İSTANBUL (ANKA) - Diyanet İşleri Başkanı Prof. Dr. Mehmet Görmez, "Bütün erkeklerin hem bir güç ahlakı eğitiminden hem de İslam Peygamberinin bütün insanlığa öğrettiği kadına karşı davranış, nezaket ve zarafet eğitiminden geçmesi gerekiyor" dedi.
[**
**](https://www.mynet.com/dunya-kadinlar-gunune-siddetli-mesaj-110100682345)
Diyanet İşleri Başkanı Prof. Dr. Görmez İstanbul'da cami dernek başkanları toplantısı öncesinde gündeme ilişkin gazetecilere önemli açıklamalarda bulundu. Kadına şiddetten "Anne Sütü Bankası Projesi"ne kadar gündemde yer alan önemli konulara dikkat çeken Görmez şunları söyledi:
"Mart'ın 8. gününü kadınlara tahsis etmekle dünyada kadına şiddet sorunu çözülmez. Kadına şiddet sorunu sadece cinsiyet sorunu değil, bence aynı zamanda bir insanlık sorunudur. Çünkü insandan meydana gelen şiddet sadece kadına çocuğa değil, bütün tabiata bütün kainata yönelmiş vaziyette. Ancak bir cinsiyet boyutu olduğu da söylenebilir. O yüzden bütün erkekleri hem bir güç ahlakı eğitiminden hem de İslam Peygamberinin bütün insanlığa öğrettiği kadına karşı davranış, nezaket ve zarafet eğitiminden geçmesi gerekiyor. Çocukluk yaşlarından itibaren bütün eğitim süreçlerinde çocuklarımıza bu eğitimi vermemiz gerekiyor."

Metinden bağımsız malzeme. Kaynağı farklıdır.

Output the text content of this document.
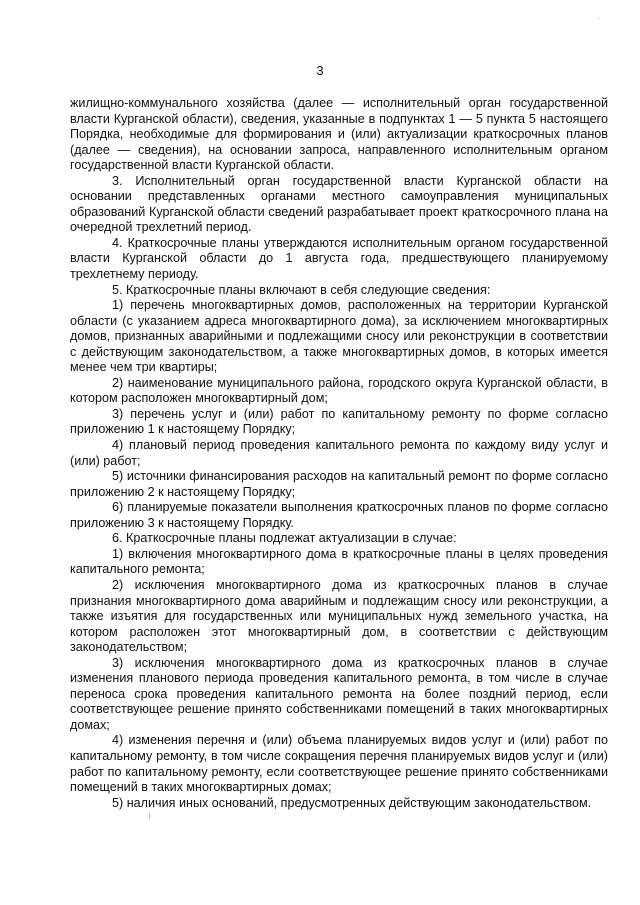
3

жилищно-коммунального хозяйства (далее — исполнительный орган государственной власти Курганской области), сведения, указанные в подпунктах 1 — 5 пункта 5 настоящего Порядка, необходимые для формирования и (или) актуализации краткосрочных планов (далее — сведения), на основании запроса, направленного исполнительным органом государственной власти Курганской области.

3. Исполнительный орган государственной власти Курганской области на основании представленных органами местного самоуправления муниципальных образований Курганской области сведений разрабатывает проект краткосрочного плана на очередной трехлетний период.

4. Краткосрочные планы утверждаются исполнительным органом государственной власти Курганской области до 1 августа года, предшествующего планируемому трехлетнему периоду.

5. Краткосрочные планы включают в себя следующие сведения:

1) перечень многоквартирных домов, расположенных на территории Курганской области (с указанием адреса многоквартирного дома), за исключением многоквартирных домов, признанных аварийными и подлежащими сносу или реконструкции в соответствии с действующим законодательством, а также многоквартирных домов, в которых имеется менее чем три квартиры;

2) наименование муниципального района, городского округа Курганской области, в котором расположен многоквартирный дом;

3) перечень услуг и (или) работ по капитальному ремонту по форме согласно приложению 1 к настоящему Порядку;

4) плановый период проведения капитального ремонта по каждому виду услуг и (или) работ;

5) источники финансирования расходов на капитальный ремонт по форме согласно приложению 2 к настоящему Порядку;

6) планируемые показатели выполнения краткосрочных планов по форме согласно приложению 3 к настоящему Порядку.

6. Краткосрочные планы подлежат актуализации в случае:

1) включения многоквартирного дома в краткосрочные планы в целях проведения капитального ремонта;

2) исключения многоквартирного дома из краткосрочных планов в случае признания многоквартирного дома аварийным и подлежащим сносу или реконструкции, а также изъятия для государственных или муниципальных нужд земельного участка, на котором расположен этот многоквартирный дом, в соответствии с действующим законодательством;

3) исключения многоквартирного дома из краткосрочных планов в случае изменения планового периода проведения капитального ремонта, в том числе в случае переноса срока проведения капитального ремонта на более поздний период, если соответствующее решение принято собственниками помещений в таких многоквартирных домах;

4) изменения перечня и (или) объема планируемых видов услуг и (или) работ по капитальному ремонту, в том числе сокращения перечня планируемых видов услуг и (или) работ по капитальному ремонту, если соответствующее решение принято собственниками помещений в таких многоквартирных домах;

5) наличия иных оснований, предусмотренных действующим законодательством.
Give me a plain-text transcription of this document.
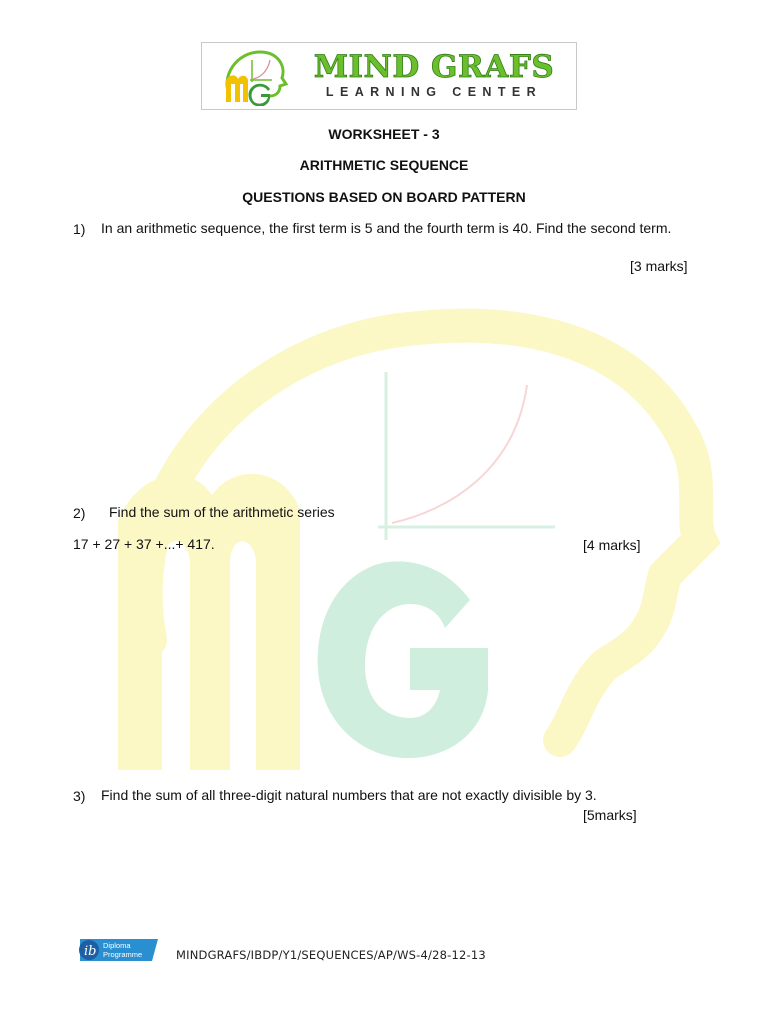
MIND GRAFS
LEARNING CENTER
WORKSHEET - 3
ARITHMETIC SEQUENCE
QUESTIONS BASED ON BOARD PATTERN
1) In an arithmetic sequence, the first term is 5 and the fourth term is 40. Find the second term.
[3 marks]
2) Find the sum of the arithmetic series
17 + 27 + 37 +...+ 417.	[4 marks]
3) Find the sum of all three-digit natural numbers that are not exactly divisible by 3.
[5marks]
ib Diploma
Programme	MINDGRAFS/IBDP/Y1/SEQUENCES/AP/WS-4/28-12-13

İnsanların bütün dünyaya yönelik İslam'ın evrensel metinlerini anlama ve yorumlama konusunda sorunları olduğunu söyleyen Görmez, "Hiç kimse Hz. Peygamber'in hayatının bütünlüğü içerisinden herhangi bir cümleyi çıkarıp oradan hükümler çıkaramaz. O metinleri doğru anlamak lazım" dedi.
-ANNE SÜTÜ BANKASI-
Din İşleri Yüksek Kurulu'nun, Anne Sütü Bankası Projesi'ndeki kararının bugün vermiş bir karar olmadığının altını çizen Görmez, "Bir sene önce verilmiş bir karardır. Bu karar, her sene prematüre doğduğu için kaybettiğimiz 6 bin bebeğin hayatını kurtarmaya yönelik bir karardır" diyerek şöyle devam etti:
"Çok ciddi bir bilgi kirliliği ve dezenformasyon söz konusu. Zannediliyor ki şehirlerde bütün yatırım bankalarının yanına bir de süt bankası kurulacak. Ben Sağlık Bakanlığı'nın böyle bir düşüncesi olduğunu tahayyül bile etmem. Din İşleri Yüksek Kurulumuzun bir sene önce verdiği bu karar, halkımızın soruları üzerine verdiği bu cevap ve orada sıraladığı yedi şart her sene kaybettiğimiz prematüre 6 bin bebeğin hayatını anne sütü ile kurtarmaya yönelik bir teşebbüstür. Hiç kimse kendisini dini hassasiyetlere sadece kendisi sahipmiş gibi hareket etmemeli. Kendisini dinin sahibi gibi göstermeye kalkmamalı. Bu konularda düşünen ve karar veren bütün insanların İslam dininin bu konuda ortaya koyduğu prensipler konusunda en az onlar kadar hassas olduğunu söyleyebilirim."(ANKA)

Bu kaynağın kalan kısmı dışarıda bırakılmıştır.